Sunny had fun exploring the beaches.  a new experience for him 
this is clam gultch.  a stop on the way to homer. 
having fun
it's all a big adventure when you are a dog.
still have photo's to look through from the Iditarod. another day.  i'll head to bed soon i think. reading a good book. got some recommendations so i am into one of those.  actually got some reading done at work one night. 
still have to do the cpr dummy for the quarter. i'm signed up for the enpc class in may.  should be last time i take those classes.  easier to think of it that way.  it lasts 4 years.  by then i should be done with bedside really...hopefully anyway. 
this was one of over 20 moose i spotted on the side of the road this particular trip...never seen that many before.  the most i saw was like 15+ on the trek from Valdez to Anchorage.
it was a beautiful evening in Clam Gultch.

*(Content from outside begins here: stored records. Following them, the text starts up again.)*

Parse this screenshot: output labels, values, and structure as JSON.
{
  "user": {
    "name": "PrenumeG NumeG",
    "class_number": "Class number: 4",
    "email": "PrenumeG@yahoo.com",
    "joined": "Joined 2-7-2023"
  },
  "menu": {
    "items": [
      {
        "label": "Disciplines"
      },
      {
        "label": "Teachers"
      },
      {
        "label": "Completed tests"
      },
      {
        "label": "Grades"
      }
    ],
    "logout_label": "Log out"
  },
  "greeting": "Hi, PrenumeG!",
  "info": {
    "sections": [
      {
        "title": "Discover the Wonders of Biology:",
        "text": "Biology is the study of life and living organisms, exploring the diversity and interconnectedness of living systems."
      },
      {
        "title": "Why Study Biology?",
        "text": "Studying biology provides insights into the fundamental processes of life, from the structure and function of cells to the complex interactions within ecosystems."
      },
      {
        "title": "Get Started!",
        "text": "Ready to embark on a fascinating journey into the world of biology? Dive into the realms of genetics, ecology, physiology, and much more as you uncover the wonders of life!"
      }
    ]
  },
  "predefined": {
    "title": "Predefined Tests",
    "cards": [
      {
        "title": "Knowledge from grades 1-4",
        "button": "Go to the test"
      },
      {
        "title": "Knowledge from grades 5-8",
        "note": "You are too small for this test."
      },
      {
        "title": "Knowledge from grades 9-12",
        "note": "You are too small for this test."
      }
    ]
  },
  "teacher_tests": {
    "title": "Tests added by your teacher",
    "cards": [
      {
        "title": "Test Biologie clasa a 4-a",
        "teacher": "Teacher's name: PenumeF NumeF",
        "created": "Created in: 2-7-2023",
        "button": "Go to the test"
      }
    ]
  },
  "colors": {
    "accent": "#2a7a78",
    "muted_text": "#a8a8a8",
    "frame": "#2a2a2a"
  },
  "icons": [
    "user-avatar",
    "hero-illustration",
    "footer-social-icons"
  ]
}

have been a bit lazy this stretch off.  i really do need to get myself motivated soon here.  time for a spring clean.  it was nice to have back door open and toss the toy for the dogs...just let that fresh air flow in. 
we have such great clean, crisp air up here. great to just breath it in.  i grew up in smog. 
as a kid we would have smog days where we had to stay inside during recess as it was too smoggy for play outside to be healthy.  i remember a doc in Ketchikan laughed when i said that...not believing it.  it's true. we had rain days and smog days. 
we didn't require active shooter drills in those days. it was cold war time so we had bomb drills and earthquake drills...which as a kid i thought was odd that we'd have both since in both cases we just got under the desks. they were the same. just called something different 
eagle in flight
landed
dog learning about tides i guess. he was getting braver in the water...though he is still not really big on swimming
two eagles
juvenile. well, that is the exciting news of the week. 
thankful for A. rest and relaxation B.  another camping trip in the books for this year.  :-), always fun. C. safe travels to Nome for humans and dogs.